If you’re anything like us, you’re probably overwhelmed by the sheer number of albums being released on a weekly basis.

Popdust’s weekly column, Indie Roundup, finds the five best albums coming out each week so that you don’t have to. Every Friday, we’ll tell you what’s worth listening to that might not already be on your radar.


The Hold Steady, Open Door Policy

Indie veterans The Hold Steady recorded their eighth album, Open Door Policy, in late 2019 with an intention to create a project that felt like one grand composition rather than a collection of individual songs. By the time the band finished the album, social distancing regulations set in, creating an unreliable environment to put out a record.

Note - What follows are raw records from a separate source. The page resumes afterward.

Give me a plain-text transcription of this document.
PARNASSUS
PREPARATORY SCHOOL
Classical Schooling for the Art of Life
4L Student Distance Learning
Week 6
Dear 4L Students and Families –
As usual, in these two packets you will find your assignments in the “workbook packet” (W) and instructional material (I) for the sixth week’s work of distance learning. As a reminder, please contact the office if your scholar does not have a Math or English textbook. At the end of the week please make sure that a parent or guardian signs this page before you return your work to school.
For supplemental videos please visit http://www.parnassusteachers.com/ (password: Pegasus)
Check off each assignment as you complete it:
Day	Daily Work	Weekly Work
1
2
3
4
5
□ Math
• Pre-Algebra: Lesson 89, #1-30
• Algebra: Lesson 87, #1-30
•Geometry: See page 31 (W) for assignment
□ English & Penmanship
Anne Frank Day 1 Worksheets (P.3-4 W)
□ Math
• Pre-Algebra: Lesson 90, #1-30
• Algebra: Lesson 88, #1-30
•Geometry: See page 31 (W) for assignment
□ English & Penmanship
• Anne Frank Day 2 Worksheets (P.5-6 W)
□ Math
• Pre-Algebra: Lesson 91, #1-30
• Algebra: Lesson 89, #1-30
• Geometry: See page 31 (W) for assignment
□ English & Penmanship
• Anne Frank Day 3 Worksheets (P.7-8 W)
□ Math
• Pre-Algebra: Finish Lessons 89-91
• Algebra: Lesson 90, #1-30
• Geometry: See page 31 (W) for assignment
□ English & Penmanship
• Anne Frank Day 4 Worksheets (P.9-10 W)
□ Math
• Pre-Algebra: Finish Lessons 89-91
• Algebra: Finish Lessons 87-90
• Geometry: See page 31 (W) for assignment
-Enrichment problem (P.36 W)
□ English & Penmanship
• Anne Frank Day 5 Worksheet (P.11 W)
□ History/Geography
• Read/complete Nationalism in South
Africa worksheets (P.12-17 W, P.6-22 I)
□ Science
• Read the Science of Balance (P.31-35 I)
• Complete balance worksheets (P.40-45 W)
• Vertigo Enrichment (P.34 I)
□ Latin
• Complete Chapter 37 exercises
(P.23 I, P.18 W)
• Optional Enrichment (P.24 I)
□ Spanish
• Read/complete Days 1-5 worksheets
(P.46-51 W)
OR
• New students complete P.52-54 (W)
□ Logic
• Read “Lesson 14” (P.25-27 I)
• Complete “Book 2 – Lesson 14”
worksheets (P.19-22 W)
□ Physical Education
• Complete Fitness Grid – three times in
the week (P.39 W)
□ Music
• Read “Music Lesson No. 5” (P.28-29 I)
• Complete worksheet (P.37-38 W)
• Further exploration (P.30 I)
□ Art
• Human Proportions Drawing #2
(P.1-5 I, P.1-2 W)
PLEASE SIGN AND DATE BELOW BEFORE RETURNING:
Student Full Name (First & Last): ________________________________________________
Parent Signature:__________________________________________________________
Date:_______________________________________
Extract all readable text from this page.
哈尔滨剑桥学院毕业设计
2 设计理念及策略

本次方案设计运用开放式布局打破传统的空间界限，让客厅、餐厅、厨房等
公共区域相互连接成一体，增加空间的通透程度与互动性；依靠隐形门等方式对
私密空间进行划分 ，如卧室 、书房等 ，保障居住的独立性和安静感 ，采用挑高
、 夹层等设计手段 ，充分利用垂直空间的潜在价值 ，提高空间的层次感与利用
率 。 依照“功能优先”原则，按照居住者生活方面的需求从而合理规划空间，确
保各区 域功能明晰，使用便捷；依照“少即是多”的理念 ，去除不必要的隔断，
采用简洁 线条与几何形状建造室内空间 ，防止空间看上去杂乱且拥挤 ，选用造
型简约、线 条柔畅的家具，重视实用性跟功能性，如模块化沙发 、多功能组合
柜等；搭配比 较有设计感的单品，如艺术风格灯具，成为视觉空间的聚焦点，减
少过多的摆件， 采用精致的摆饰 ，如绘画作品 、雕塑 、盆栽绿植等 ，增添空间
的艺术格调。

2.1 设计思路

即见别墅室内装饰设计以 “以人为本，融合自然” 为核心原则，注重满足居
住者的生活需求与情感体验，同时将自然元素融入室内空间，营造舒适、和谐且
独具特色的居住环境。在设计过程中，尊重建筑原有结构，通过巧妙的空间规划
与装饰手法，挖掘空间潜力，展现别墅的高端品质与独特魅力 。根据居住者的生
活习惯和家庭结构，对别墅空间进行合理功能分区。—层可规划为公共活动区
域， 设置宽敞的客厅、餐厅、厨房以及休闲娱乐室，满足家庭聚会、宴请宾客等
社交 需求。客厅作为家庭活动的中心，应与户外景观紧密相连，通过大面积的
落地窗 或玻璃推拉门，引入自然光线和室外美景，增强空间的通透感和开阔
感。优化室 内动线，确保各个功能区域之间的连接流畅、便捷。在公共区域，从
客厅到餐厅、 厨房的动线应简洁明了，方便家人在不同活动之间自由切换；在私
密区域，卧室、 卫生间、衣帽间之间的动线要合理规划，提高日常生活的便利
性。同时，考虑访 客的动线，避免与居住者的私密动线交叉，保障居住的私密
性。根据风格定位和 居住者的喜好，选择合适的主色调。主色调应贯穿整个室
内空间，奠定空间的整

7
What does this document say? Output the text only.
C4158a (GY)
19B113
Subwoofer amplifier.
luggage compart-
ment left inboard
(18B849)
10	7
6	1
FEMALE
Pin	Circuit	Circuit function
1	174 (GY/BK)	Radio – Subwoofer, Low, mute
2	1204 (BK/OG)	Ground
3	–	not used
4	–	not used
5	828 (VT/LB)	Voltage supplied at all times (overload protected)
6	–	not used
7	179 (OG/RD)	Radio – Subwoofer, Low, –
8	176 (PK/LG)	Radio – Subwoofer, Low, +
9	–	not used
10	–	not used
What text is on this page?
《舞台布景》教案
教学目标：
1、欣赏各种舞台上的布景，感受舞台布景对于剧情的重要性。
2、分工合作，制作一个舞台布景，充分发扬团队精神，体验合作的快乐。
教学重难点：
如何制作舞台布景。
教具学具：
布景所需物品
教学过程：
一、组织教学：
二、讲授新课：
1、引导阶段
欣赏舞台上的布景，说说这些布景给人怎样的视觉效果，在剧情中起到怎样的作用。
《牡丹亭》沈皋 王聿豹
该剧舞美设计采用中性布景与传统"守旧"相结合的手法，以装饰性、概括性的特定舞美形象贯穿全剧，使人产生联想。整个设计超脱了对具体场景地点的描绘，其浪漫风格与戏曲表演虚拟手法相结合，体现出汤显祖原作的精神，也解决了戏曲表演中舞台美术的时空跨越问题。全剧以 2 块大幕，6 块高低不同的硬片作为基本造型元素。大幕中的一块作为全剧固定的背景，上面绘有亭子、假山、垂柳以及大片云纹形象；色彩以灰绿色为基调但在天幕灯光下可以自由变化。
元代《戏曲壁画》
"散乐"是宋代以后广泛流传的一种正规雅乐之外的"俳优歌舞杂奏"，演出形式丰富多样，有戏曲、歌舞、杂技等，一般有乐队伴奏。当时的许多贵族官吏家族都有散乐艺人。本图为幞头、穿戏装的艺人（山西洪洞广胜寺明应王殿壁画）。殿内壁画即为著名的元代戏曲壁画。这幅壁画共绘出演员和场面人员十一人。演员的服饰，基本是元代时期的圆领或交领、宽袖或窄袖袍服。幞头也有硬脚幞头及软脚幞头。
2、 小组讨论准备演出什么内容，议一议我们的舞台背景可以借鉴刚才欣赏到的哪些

After nearly a year of keeping Open Door Policy on the shelf, The Hold Steady finally settled on releasing it, and it marks some of the band’s most sprawling work yet. “The songs on Open Door Policy are about power, wealth, & mental health,” the band explains on Bandcamp. “They’re about technology, occupation, consumerism, freedom, fandom and escape.”



Wild Pink, A Billion Little Lights

After years of writing songs about emotional turmoil, Wild Pink’s new album, A Billion Little Lights, is an ode to internal peace. Here, bandleader John Ross has matured both lyrically and musically; A Billion Little Lights is adorned with wurlitzers, saxophones, accordions, pedal steel guitars, and other instruments to create an opulent, textured rendering of rock and Americana.

Adeline Hotel, Good Timing

Good Timing is the latest mostly instrumental album from Dan Knishkowy, the New York-based guitarist known as Adeline Hotel. He created most of the album by layering improvised guitar parts over each other, resulting in an experimental ambient project that feels more free-flowing and boundless than fractured. “I feel like all records are approximations of your creative process, in a way,” Knishkowy says. “But with Good Timing, this is the closest I’ve ever gotten to the source.”

Another Michael, New Music and Big Pop

New Music and Big Pop, the new full-length from Philadelphia trio Another Michael, is aptly named. While the band’s sound is focused in soft rock, vocalist Michael Doherty cites a lifelong appreciation for radio pop that shifted into an obsession with music discovery. New Music fuses all those forebearers — everything “from Damien Rice and Bright Eyes to Usher and Kanye West to Radiohead and Dirty Projectors” — into an incredibly focused project that offers an atmospheric take on folk-rock.

Katy Kirby, Cool Dry Place

Cool Dry Place is a debut album nearly a lifetime in the making. “hillarious [sic] prank,” Katy Kirby tweeted upon her record’s release. “Record an album over multiple years and be bad at school because writing songs is all you care to be good at and then drink half a glass of wine 30 minutes before it’s released and then just see what happens and what you feel and how close you get to crying.”

The Texas-born musician clearly has a penchant for vulnerability and humor, one that permeates the twisted, folksy bedroom pop of Cool Dry Place. It wasn’t until graduating college in Nashville when Kirby was finally able to flesh out her band with like-minded peers. The final product is a true labor of love and worth the wait.